In November, Life Dean's Lecture of ShanghaiTech came again as scheduled. The Life Dean's Lecture is a special edition of the SLST Seminar held once a year, where distinguished experts in life sciences are invited to share the frontier scientific advances with faculty and students. This year, James Rothman, winner of the 2013 Nobel Prize in Physiology or Medicine and Distinguished Adjunct Professor of SLST, was invited to deliver a talk on the mechanism of neurotransmitter release at synapses. Liu Ji-Long, Deputy Dean of SLST, hosted the lecture.

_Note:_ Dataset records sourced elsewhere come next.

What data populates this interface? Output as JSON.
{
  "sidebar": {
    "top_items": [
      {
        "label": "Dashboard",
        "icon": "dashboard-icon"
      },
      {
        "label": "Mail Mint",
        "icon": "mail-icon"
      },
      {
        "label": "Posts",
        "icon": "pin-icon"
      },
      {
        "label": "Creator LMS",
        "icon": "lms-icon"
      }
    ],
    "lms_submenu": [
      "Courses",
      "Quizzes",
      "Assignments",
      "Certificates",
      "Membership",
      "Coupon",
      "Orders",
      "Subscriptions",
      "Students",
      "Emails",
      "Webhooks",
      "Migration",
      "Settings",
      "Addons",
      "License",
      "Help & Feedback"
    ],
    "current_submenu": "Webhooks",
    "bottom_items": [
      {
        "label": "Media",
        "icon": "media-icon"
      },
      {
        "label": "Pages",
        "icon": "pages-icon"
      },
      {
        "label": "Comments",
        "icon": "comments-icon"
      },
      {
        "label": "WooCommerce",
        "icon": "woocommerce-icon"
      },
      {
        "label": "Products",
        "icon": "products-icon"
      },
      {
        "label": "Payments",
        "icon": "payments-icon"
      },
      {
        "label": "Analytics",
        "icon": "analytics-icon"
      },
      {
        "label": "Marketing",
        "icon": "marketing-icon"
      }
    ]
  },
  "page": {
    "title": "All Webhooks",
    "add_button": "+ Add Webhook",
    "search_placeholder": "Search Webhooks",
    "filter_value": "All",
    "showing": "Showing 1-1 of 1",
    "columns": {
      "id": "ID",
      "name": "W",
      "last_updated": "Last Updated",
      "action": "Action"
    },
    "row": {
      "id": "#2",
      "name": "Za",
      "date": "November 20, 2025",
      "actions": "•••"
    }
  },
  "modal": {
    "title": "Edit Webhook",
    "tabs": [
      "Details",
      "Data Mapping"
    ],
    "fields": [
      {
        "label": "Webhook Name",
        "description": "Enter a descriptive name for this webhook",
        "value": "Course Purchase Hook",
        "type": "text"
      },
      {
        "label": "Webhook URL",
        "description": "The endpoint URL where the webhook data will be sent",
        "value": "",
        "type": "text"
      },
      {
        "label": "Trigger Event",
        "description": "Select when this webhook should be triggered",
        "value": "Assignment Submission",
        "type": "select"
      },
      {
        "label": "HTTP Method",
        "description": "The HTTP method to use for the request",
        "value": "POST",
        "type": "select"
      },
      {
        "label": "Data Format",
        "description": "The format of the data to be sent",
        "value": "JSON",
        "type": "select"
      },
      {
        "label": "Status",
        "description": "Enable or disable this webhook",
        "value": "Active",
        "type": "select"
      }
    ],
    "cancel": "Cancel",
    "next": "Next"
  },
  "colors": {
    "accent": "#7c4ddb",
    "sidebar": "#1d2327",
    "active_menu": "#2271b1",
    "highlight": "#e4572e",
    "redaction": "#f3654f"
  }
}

James Rothman shared the 2013 Nobel Prize in Physiology or Medicine with Randy Schekman and Thomas Südhof for their discoveries of machinery regulating vesicle traffic, a major intracellular transport system in our cells. The topic of his talk is "The Mechanism of Neurotransmitter Release at Synapses". Neurotransmitters are chemical substances that transmit information between neurons or between neurons and effector cells, and key signaling molecules of the nervous system. The sub-millisecond release rate of neurotransmitters determines the speed of brain in information processing and represents a physicochemical limit of evolution. In his talk, Professor Rothman explained the critical physical principle of the mechanism of neurotransmitter release, and introduced the latest research advances in the field.
This lecture was warmly received by audiences inside and outside ShanghaiTech, with nearly 1,300 views and 2,500 likes. Following an interactive Q&A session, Professor Rothman addressed the ShanghaiTech students, “the greatest discovery ever made is the scientific method itself - it has endless potential.”